Divers objets (outils, cauris etc.) servirent alors de monnaie locale d’échange et finalement l’or et l’argent en lingots ou en pièces finirent par s’imposer au niveau mondial grâce à leur rareté et à leur inaltérabilité.
Pendant des siècles, l’or fut l’étalon de référence du commerce national et international autrement dit, les valeurs d’un objet ou d’un service étaient déterminés par leur compensation en or (ou en argent)
Le dollar.
C’est en Chine, au XIe siècle que nait le papier monnaie. Il faudra attendre le XVIIe siècle pour le voir apparaitre en Europe.
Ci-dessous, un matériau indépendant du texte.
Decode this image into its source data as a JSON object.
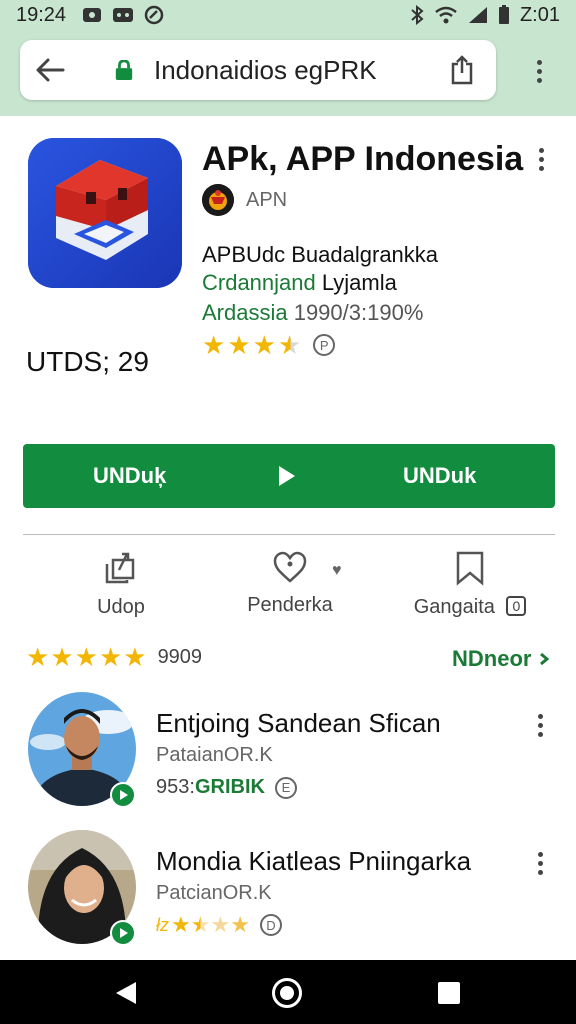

Ces billets étaient remboursables contre une quantité donnée de métal précieux monétaire ou étaient garantis par des biens de l’État (assignats).
Cette garantie disparut petit à petit et finalement, avec les accords de Breton Woods en 1944, le dollar devint la seule monnaie convertible en or sur base de 35 dollars pour une once d’or. Il faut dire que les États-Unis avaient accumulé tout l’or de leurs alliés en payement des fournitures livrées pendant la Seconde Guerre mondiale et que ces pays avaient encore des dettes faramineuses à rembourser.
Jusqu’en 1971, lorsque Richard Nixon mit fin à la convertibilité du dollar, posséder des dollars était comme posséder de l’or.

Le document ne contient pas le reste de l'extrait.